Deveriam ter usado protetor solar, Han pensou ao mesmo tempo que passavam pela porta de entrada da casa. Avistou as costas do seu pai adotivo na cozinha, quando passou por ali afim de chegar até seu quarto. Henry foi até o mais velho enquanto Lu Han apenas continuava o trajeto com Jongin no seu encalço. O mais novo dos irmãos nunca o deixava por bastante tempo, sempre estava na sua cola como um filhotinho, coisa que ele não era há bastante tempo. Mas Lu Han não o recriminava por conta disso, gostava ter o irmão perto além de compartilhar do mesmo medo de abandono que ele.
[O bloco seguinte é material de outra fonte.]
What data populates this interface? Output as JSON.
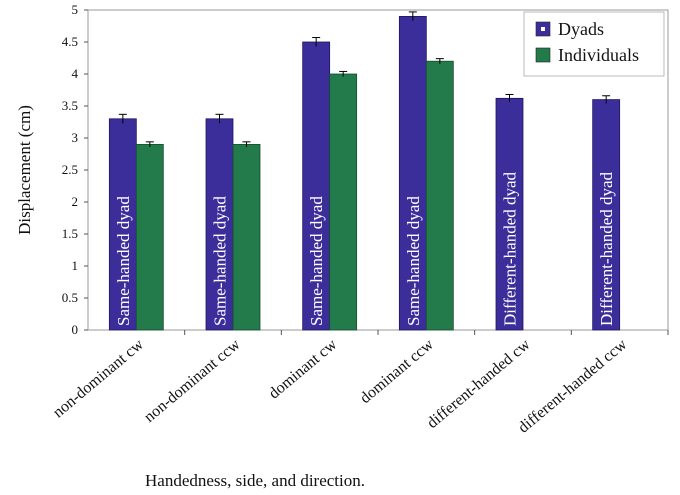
{
  "chart_data": {
    "type": "bar",
    "ylabel": "Displacement (cm)",
    "xlabel": "Handedness, side, and direction.",
    "ylim": [
      0,
      5
    ],
    "yticks": [
      "0",
      "0.5",
      "1",
      "1.5",
      "2",
      "2.5",
      "3",
      "3.5",
      "4",
      "4.5",
      "5"
    ],
    "categories": [
      "non-dominant cw",
      "non-dominant ccw",
      "dominant cw",
      "dominant ccw",
      "different-handed cw",
      "different-handed ccw"
    ],
    "series": [
      {
        "name": "Dyads",
        "color": "#3c2e9a",
        "values": [
          3.3,
          3.3,
          4.5,
          4.9,
          3.62,
          3.6
        ],
        "errors": [
          0.07,
          0.07,
          0.07,
          0.07,
          0.06,
          0.06
        ],
        "bar_labels": [
          "Same-handed dyad",
          "Same-handed dyad",
          "Same-handed dyad",
          "Same-handed dyad",
          "Different-handed dyad",
          "Different-handed dyad"
        ]
      },
      {
        "name": "Individuals",
        "color": "#237a4a",
        "values": [
          2.9,
          2.9,
          4.0,
          4.2,
          null,
          null
        ],
        "errors": [
          0.04,
          0.04,
          0.04,
          0.04,
          null,
          null
        ]
      }
    ],
    "legend": "top-right",
    "grid": false
  }
}
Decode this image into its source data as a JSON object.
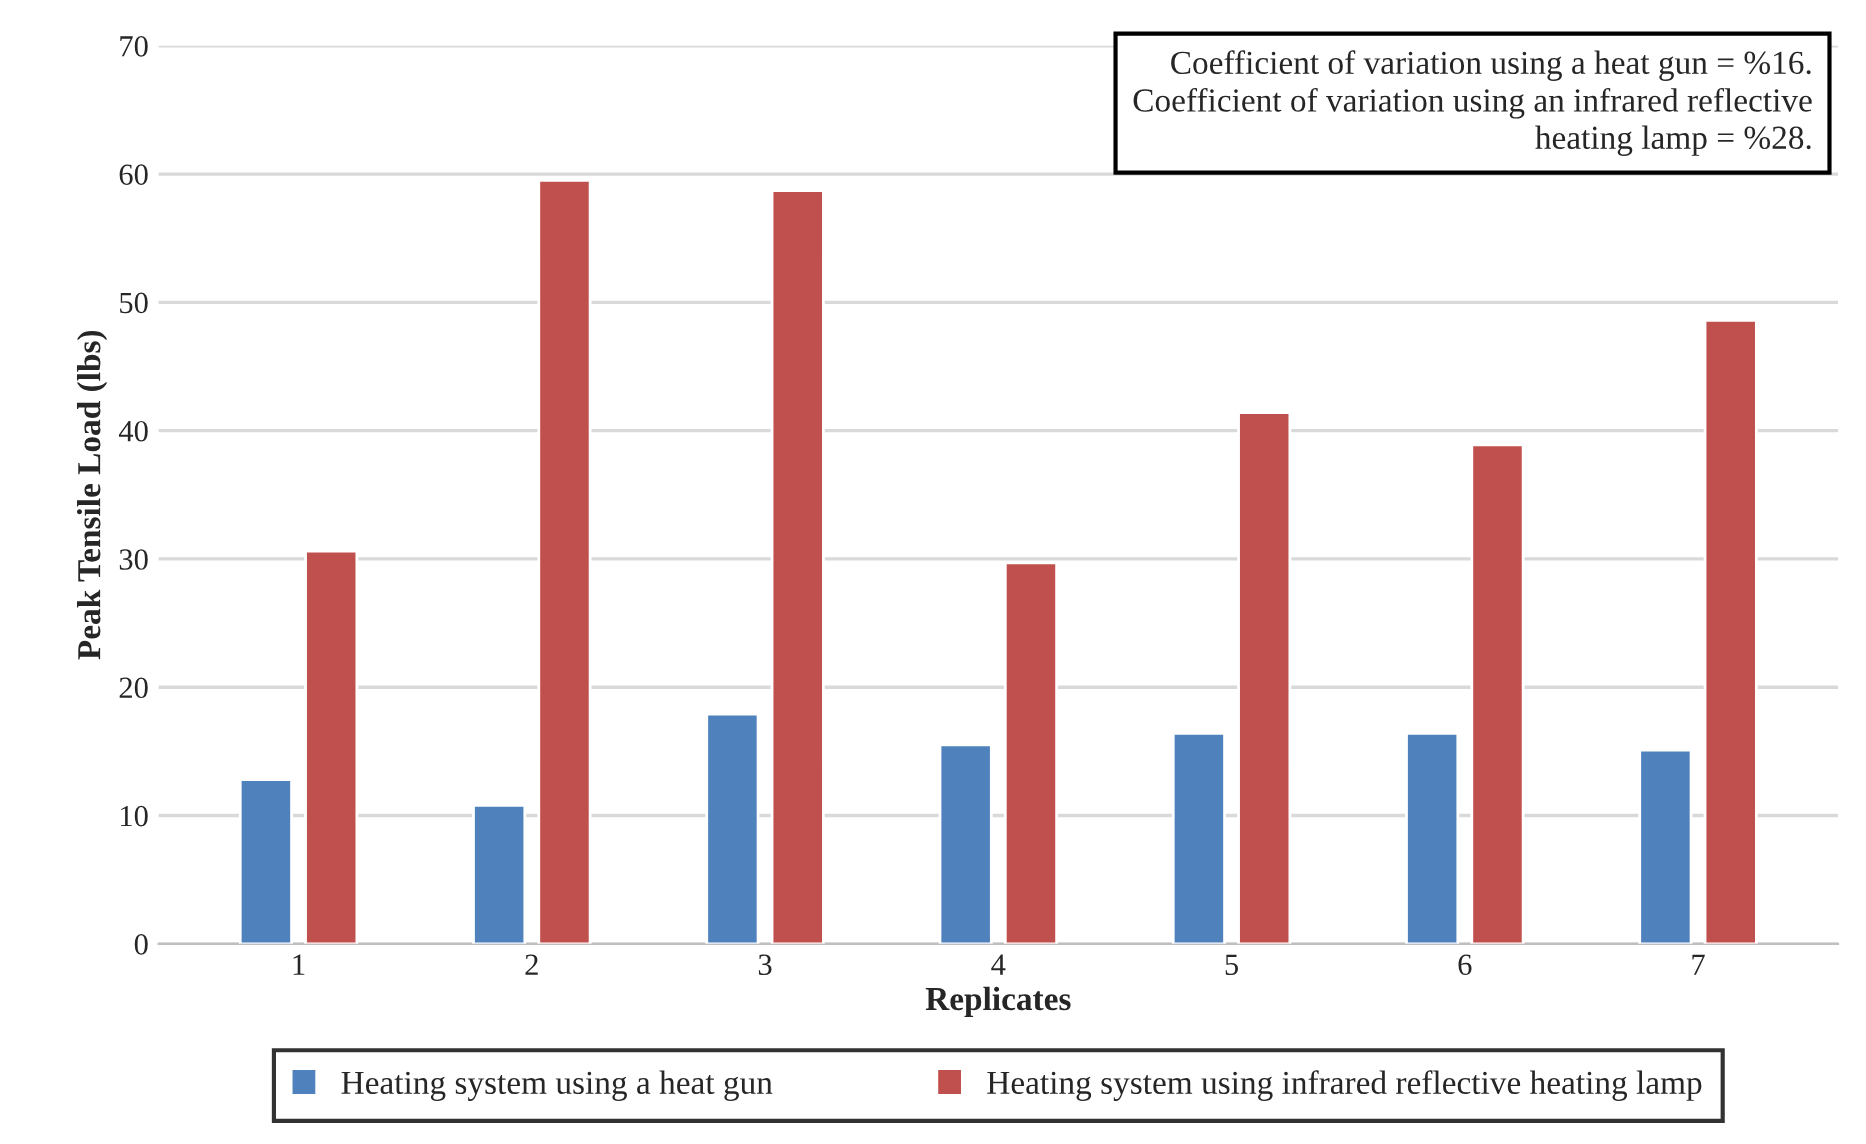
{
  "chart_data": {
    "type": "bar",
    "xlabel": "Replicates",
    "ylabel": "Peak Tensile Load (lbs)",
    "categories": [
      "1",
      "2",
      "3",
      "4",
      "5",
      "6",
      "7"
    ],
    "series": [
      {
        "name": "Heating system using a heat gun",
        "color": "#4f81bd",
        "values": [
          12.8,
          10.8,
          17.9,
          15.5,
          16.4,
          16.4,
          15.1
        ]
      },
      {
        "name": "Heating system using infrared reflective heating lamp",
        "color": "#c0504d",
        "values": [
          30.6,
          59.5,
          58.7,
          29.7,
          41.4,
          38.9,
          48.6
        ]
      }
    ],
    "ylim": [
      0,
      70
    ],
    "yticks": [
      0,
      10,
      20,
      30,
      40,
      50,
      60,
      70
    ],
    "grid": "y",
    "legend": "bottom",
    "annotations": [
      "Coefficient of variation using a heat gun = %16.\nCoefficient of variation using an infrared reflective\nheating lamp = %28."
    ]
  }
}
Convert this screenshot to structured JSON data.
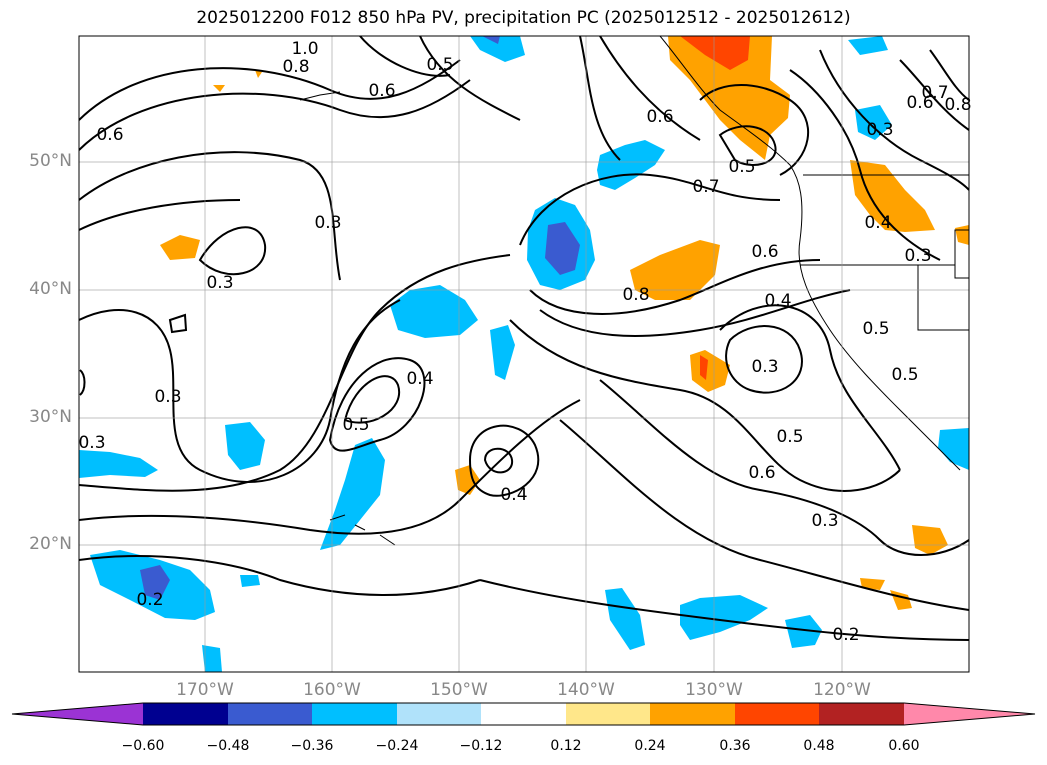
{
  "title": "2025012200 F012 850 hPa PV, precipitation PC (2025012512 - 2025012612)",
  "lat_labels": [
    "50°N",
    "40°N",
    "30°N",
    "20°N"
  ],
  "lon_labels": [
    "170°W",
    "160°W",
    "150°W",
    "140°W",
    "130°W",
    "120°W"
  ],
  "contour_labels": [
    "1.0",
    "0.8",
    "0.6",
    "0.5",
    "0.6",
    "0.3",
    "0.3",
    "0.3",
    "0.3",
    "0.4",
    "0.5",
    "0.4",
    "0.2",
    "0.6",
    "0.7",
    "0.8",
    "0.6",
    "0.4",
    "0.3",
    "0.5",
    "0.6",
    "0.3",
    "0.2",
    "0.3",
    "0.4",
    "0.3",
    "0.5",
    "0.5",
    "0.6",
    "0.5",
    "0.7",
    "0.8"
  ],
  "colorbar": {
    "ticks": [
      "−0.60",
      "−0.48",
      "−0.36",
      "−0.24",
      "−0.12",
      "0.12",
      "0.24",
      "0.36",
      "0.48",
      "0.60"
    ],
    "colors": [
      "#9b33d4",
      "#000090",
      "#3a5bd0",
      "#00bfff",
      "#b0e2fa",
      "#ffffff",
      "#ffe78a",
      "#ffa200",
      "#ff4500",
      "#b22222",
      "#ff88aa"
    ]
  }
}
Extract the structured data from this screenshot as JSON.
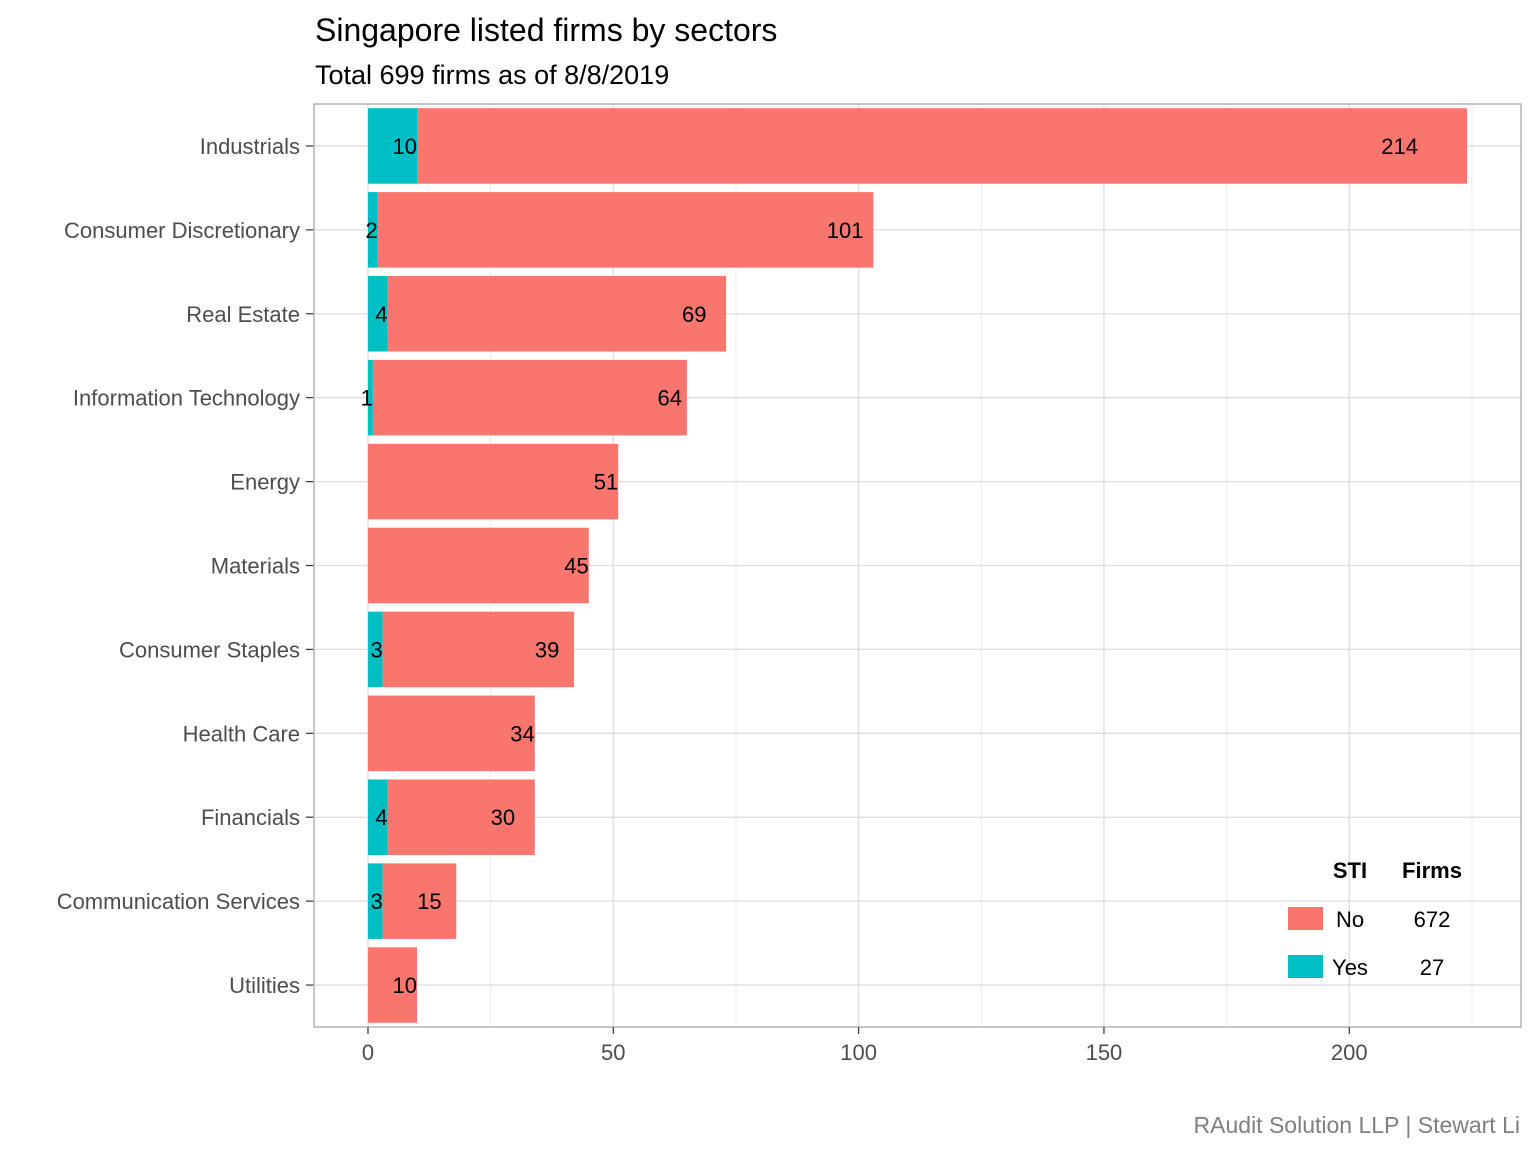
{
  "chart_data": {
    "type": "bar",
    "orientation": "horizontal",
    "stacked": true,
    "title": "Singapore listed firms by sectors",
    "subtitle": "Total 699 firms as of 8/8/2019",
    "caption": "RAudit Solution LLP | Stewart Li",
    "xlabel": "",
    "ylabel": "",
    "xlim": [
      -11,
      235
    ],
    "x_ticks": [
      0,
      50,
      100,
      150,
      200
    ],
    "x_minor_ticks": [
      25,
      75,
      125,
      175,
      225
    ],
    "grid": true,
    "categories": [
      "Industrials",
      "Consumer Discretionary",
      "Real Estate",
      "Information Technology",
      "Energy",
      "Materials",
      "Consumer Staples",
      "Health Care",
      "Financials",
      "Communication Services",
      "Utilities"
    ],
    "series": [
      {
        "name": "Yes",
        "color": "#00BFC4",
        "values": [
          10,
          2,
          4,
          1,
          0,
          0,
          3,
          0,
          4,
          3,
          0
        ]
      },
      {
        "name": "No",
        "color": "#F8766D",
        "values": [
          214,
          101,
          69,
          64,
          51,
          45,
          39,
          34,
          30,
          15,
          10
        ]
      }
    ],
    "legend": {
      "placement": "bottom-right",
      "header_sti": "STI",
      "header_firms": "Firms",
      "entries": [
        {
          "label": "No",
          "firms": "672",
          "color": "#F8766D"
        },
        {
          "label": "Yes",
          "firms": "27",
          "color": "#00BFC4"
        }
      ]
    }
  }
}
Haviam crescido juntos no Orfanato, com Han como aquele que praticamente criara Jongin. E tinham sido adotados juntos também pois ambos carregavam o sangue Lu nas veias apesar de não serem irmãos realmente. Tudo que Lu Han sabia sobre Jongin, era apenas que o ômega fora abandonado na porta do lugar, numa caixa de sapatos. Sem bilhete algum, sem identificação, sem remorso.

— Vamos tomar um banho antes do almoço. — virou o rosto por sobre o ombro para fitar Jongin.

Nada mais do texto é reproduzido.